Because every exam can be different, you will need to talk to your veterinarian to determine what should be included in your horse’s exam. However, your veterinarian

may include the following:

  • A review of the horse’s medical history with the owner/agent, including vaccination and deworming schedules, feeding, and any supplements or drugs

  • Monitoring pulse, respiration and temperature

  • Listening to the heart and lung.

  • Checking the nostrils, ears, eyes

  • Palpating limbs and body parts

  • Drawing blood samples for EIA (Coggins), medications or other tests (with the owner’s knowledge)

  • A basic oral exam

  • Testing the feet, hooves, joints

  • Watching the horse travel in a straight line, in small circles at a walk, trot and canter

  • Observing the horse’s behaviour

Further tests

The preliminary examination may alert your veterinarian to potential problems. If your veterinarian suspects something that may interfere with the horse’s intended use, he or she may recommend further tests. These may include x-rays, urine and blood analysis, and endoscopic and ultrasonic examinations. These additional tests are generally used to confirm a diagnosis and provide a clearer picture of the seriousness of the problem.

These tests may be chosen by the buyer or recommended by the veterinarian. They will result in additional charges over and above the exam costs. If you decide to decline any further tests that are recommended, your veterinarian will note that for the record.

Understanding the results

You need to thoroughly understand your veterinarian’s findings in order to make an informed decision about your prospective purchase. If you don’t understand an evaluation or a rating, ask questions until it becomes clear. Keep the following points in mind when you discuss the results with your veterinarian:

  • No horse is perfect.

  • Some medical conditions or conformation faults are manageable or may never affect the horse’s performance.

  • Learn what management options may be needed and decide whether they are practical for your needs and budget (for example specialized shoeing, exercise or nutrition).
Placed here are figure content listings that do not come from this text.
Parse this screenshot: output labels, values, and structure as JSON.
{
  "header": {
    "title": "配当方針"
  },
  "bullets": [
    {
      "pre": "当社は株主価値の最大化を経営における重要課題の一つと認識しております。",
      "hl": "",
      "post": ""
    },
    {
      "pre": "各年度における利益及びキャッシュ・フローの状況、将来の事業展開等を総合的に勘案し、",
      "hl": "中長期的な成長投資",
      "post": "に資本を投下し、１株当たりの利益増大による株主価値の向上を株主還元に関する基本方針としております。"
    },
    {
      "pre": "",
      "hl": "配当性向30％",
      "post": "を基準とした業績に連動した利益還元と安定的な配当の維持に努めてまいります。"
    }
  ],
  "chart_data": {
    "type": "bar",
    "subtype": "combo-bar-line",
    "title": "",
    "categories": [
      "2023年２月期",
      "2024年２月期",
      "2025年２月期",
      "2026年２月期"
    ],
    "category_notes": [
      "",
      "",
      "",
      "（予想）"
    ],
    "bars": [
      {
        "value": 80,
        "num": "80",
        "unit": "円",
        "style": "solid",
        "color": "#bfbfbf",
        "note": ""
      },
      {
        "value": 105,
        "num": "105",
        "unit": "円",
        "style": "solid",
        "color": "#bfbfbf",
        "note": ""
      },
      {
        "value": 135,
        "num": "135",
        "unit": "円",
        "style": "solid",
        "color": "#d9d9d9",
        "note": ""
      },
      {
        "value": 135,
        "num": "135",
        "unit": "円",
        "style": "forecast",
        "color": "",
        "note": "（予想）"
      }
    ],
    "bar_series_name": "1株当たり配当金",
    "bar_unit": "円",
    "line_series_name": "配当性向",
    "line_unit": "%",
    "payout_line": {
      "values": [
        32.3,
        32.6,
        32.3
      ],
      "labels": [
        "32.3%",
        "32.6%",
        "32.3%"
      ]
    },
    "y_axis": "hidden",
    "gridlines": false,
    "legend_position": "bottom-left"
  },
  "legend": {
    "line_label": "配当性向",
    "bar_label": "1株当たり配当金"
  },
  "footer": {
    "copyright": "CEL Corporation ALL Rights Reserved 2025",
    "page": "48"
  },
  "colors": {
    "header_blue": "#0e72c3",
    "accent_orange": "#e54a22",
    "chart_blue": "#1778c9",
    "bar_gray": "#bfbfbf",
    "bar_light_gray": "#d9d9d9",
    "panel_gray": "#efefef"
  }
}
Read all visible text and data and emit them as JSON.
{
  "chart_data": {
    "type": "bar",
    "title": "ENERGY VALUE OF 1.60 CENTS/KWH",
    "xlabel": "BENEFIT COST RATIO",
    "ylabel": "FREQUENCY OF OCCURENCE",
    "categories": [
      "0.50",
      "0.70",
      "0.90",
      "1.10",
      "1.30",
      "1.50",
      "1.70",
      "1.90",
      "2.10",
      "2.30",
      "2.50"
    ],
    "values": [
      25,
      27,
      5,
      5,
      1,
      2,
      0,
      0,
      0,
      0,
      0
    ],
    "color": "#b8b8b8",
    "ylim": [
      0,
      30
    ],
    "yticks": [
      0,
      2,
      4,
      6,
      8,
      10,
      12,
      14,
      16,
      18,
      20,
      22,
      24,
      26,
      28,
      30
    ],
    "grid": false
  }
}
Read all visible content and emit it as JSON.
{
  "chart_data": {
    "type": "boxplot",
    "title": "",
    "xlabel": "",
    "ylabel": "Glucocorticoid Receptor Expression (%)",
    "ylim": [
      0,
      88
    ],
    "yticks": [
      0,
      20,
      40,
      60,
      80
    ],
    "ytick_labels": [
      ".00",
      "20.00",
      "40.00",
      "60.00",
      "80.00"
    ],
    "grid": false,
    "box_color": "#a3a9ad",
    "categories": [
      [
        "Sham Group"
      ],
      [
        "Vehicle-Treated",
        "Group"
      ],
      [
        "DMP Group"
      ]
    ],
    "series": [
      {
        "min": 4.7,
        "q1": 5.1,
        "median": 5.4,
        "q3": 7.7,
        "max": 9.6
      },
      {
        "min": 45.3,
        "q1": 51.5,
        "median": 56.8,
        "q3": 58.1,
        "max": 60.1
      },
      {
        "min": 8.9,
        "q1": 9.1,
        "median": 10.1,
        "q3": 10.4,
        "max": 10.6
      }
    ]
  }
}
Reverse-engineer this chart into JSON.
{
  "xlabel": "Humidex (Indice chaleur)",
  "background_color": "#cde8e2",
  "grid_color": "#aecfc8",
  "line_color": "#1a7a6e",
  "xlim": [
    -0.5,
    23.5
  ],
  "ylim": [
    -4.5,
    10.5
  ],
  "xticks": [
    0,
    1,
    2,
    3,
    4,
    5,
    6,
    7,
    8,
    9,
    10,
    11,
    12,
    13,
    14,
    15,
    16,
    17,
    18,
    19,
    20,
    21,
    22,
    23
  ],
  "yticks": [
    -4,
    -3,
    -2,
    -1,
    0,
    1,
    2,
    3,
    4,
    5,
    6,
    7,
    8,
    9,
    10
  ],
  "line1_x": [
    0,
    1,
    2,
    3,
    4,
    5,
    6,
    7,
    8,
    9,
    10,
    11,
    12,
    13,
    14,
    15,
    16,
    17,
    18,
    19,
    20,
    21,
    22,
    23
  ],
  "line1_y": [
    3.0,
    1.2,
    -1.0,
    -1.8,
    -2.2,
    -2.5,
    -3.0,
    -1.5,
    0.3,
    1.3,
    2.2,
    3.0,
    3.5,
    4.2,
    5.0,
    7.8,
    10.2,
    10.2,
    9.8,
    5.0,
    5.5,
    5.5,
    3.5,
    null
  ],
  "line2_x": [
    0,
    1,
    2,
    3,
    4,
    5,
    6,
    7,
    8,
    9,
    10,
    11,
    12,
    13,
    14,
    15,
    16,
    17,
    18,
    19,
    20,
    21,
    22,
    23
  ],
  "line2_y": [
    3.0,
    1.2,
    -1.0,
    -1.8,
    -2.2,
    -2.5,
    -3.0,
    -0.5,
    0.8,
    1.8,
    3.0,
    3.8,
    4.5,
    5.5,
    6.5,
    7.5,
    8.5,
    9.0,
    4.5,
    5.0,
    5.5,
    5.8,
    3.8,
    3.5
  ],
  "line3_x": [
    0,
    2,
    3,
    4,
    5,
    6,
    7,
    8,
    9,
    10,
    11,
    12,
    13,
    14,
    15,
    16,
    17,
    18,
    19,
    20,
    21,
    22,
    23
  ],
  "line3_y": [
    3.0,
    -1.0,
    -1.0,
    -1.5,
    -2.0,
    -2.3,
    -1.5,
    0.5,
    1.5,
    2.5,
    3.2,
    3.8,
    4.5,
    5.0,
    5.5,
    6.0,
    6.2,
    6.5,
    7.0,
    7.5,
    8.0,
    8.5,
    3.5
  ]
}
  • Make your own determination as to whether a horse is a good investment based on all the available information.

Making the decision

Remember, the decision to buy is yours alone to make. Your veterinarian can be a valuable partner in the process by providing you with objective, health-related information. The final decision, however, rests with you.

Sometimes adding up the positives and negatives can help you make a balanced decision. On a sheet of paper write the horse’s name and the price. On the right side list the good things about the horse; in the left column list all the negatives. Add up the positives and subtract the negatives, and you will probably have your answer.

Even if you decide not to buy the horse you had examined, consider the exam money well spent. The investment can save you headaches, heartaches and dollars. Not buying that particular horse gives you the opportunity to find a horse that is healthy and meets your needs and expectations.

REMEMBER: The veterinarian is working for the BUYER in a manner that respects the horse and the seller.